Lecturer in Law
- B.A. Wheaton College
- J.D. UCLA School of Law
Elizabeth Bawden is a partner at Withers Bergman LLP, specializing in estate planning, planned giving and tax exempt organizations. She teaches Estate and Gift Tax at UCLA School of Law. She received her B.A. cum laude in Philosophy from Wheaton College and her J.D. from UCLA Law School, specializing in tax law and business law. As part of the US Trust, Estate and Charitable Planning Group at Withers Bergman LLP, Ms. Bawden represents clients in matters related to family wealth transfers for large estates, sophisticated estate and gift tax saving techniques, charitable planned giving, family private foundations, business succession planning, and complex probate and trust administrations. She also regularly represents tax-exempt organizations in formation, organizational and operational issues. She is certified by the California Board of Legal Specialization as a legal specialist in Estate Planning, Trust and Probate Law.

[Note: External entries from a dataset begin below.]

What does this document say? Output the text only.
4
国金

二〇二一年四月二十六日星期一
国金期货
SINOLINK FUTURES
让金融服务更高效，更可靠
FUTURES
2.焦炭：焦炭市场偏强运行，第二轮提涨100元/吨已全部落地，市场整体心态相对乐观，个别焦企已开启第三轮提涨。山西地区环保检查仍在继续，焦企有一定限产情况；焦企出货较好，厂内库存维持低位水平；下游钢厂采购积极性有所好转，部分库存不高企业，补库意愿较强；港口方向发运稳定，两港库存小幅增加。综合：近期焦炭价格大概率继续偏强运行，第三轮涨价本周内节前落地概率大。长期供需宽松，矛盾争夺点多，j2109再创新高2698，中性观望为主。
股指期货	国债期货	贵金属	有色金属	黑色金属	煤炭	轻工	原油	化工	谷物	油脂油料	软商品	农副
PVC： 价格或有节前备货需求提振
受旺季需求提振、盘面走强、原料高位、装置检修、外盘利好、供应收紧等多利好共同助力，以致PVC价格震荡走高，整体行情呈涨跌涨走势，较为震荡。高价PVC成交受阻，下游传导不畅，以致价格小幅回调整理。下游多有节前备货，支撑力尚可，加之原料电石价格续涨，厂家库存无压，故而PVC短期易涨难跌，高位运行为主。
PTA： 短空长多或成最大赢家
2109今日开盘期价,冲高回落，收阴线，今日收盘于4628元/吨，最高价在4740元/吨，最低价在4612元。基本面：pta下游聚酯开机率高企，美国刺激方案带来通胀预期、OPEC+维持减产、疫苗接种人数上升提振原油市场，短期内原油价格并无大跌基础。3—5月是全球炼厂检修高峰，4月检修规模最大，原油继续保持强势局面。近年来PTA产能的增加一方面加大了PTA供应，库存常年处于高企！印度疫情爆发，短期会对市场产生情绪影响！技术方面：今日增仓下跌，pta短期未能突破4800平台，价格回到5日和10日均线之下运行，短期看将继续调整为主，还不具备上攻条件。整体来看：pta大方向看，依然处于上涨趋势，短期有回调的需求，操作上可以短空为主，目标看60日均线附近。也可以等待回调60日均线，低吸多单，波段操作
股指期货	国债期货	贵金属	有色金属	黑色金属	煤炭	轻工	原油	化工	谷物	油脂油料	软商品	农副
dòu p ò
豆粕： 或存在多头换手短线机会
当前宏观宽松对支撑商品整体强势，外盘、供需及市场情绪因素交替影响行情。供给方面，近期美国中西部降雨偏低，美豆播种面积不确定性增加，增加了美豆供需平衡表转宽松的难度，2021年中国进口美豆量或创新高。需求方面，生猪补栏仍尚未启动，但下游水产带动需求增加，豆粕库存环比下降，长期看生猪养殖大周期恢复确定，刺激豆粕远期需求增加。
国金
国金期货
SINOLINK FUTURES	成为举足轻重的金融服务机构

After receiving her J.D., Ms. Bawden clerked for the Honorable Wiley Y. Daniel in the United States District Court for the District of Colorado. She is frequently featured as a speaker at continuing education programs. Ms. Bawden is a fellow in The American College of Trust and Estate Counsel (ACTEC). Election as an ACTEC fellow is one of the highest honors a trusts and estates attorney can receive. Fellows are selected on the basis of professional reputation and ability in the fields of trusts and estates, and on the basis of having made substantial contributions to these fields through lecturing, writing, teaching, and bar activities.
Bawden’s publications include "Accomplishing Clients' Estate Planning Goals in a Post-ATRA Environment" in Best Practices for Structuring Trusts and Estates (Aspatore Books, a Thomson Reuters business, 2015 ed.); "Planning for Non-Traditional Families" in Mittra, Sid; Sahu, Anandi; and Starn, Jr., Harry (Eds.); Practicing Financial Planning for Professionals (11th ed. American Academic Publishing, 2012); and "Here Today, Gone Tomorrow – Three Common Mistakes Courts Make When Police Lose or Destroy Evidence with Apparent Exculpatory Value," 48 Clev. St. L. Rev. 335 (2000).